Something I forgot to mention, I'm using XFS as filesystem. One can get zero filled files when having a kernel crash or unclean shutdown. But I didn't have a crash and no unclean shutdown as well. I reproduced it now: using ntsysv to manage services -> reboot: Files in /etc/xinetd.d have normal size but filled with zero. Using ntsysv again truncates them to zero size. Maybe write cache on the disks is enabled for some reason. That could explain why changes are not commited to disk. I don't understand it anyway because on reboot, the cache should be flushed to disk, doesn't it?
I would definitely suspect XFS - I have no other reports of anything like it, and have never seen it happen. This does not look like an xinetd problem. Can you reproduce it on a supported configuration? (even so, it wouldn't be an xinetd problem, though - as long as the files are there when the package is installed, it should be off the hook).
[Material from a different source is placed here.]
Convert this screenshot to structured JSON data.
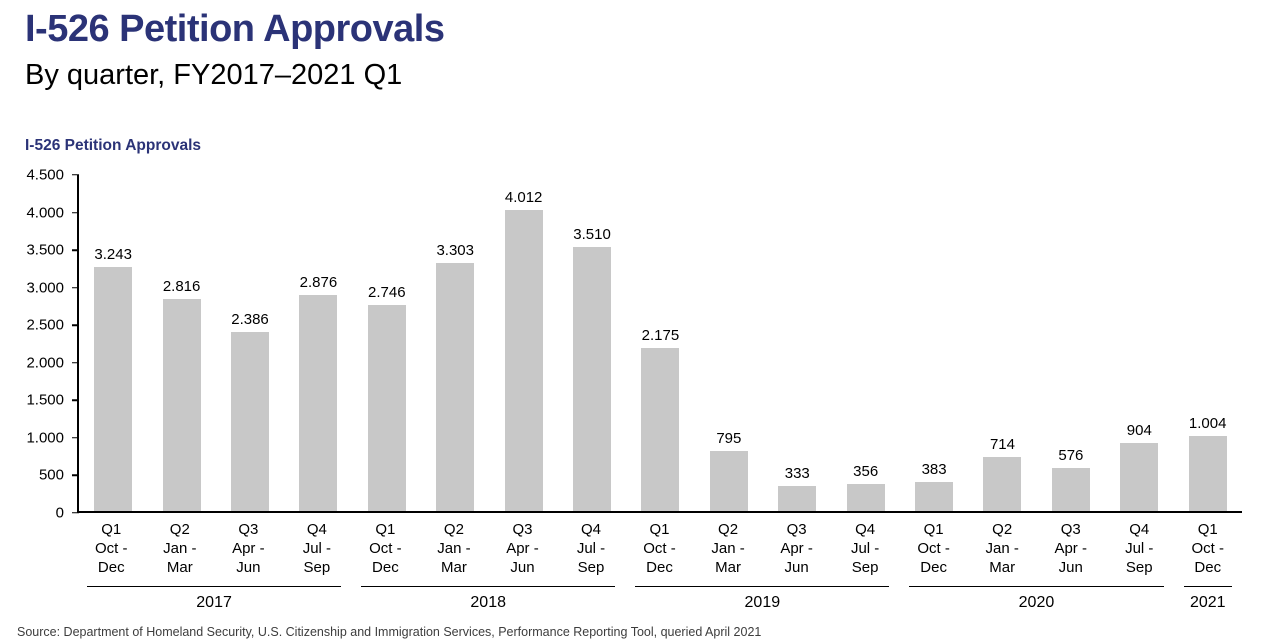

Okay, it seems to be a XFS problem, partly. XFS has the problem that on a crash, one can get zero filled files when metadata is updated but data could not get out to disk in time. But, whatever filesystem we use, it would be nice if the OS forces the drive to flush it's cache on halt/reboot. I was searching the web and found out that Windows NT had exactly this problem with the Quantum Fireball drive I'm using. So M$ modified the 'IDE driver' to let the drive flush it's cache before halt/reboot. I tried hdparm -f in the halt script to get the same result but it didn't help. I'll try to disable write cache on the drives tomorrow. Is there a way to disable write cache via hdparm or sysctl? If yes, this should go into the halt script.
I'm pretty sure attempts are already made, but at this point, it's not an xinetd bug. Closing.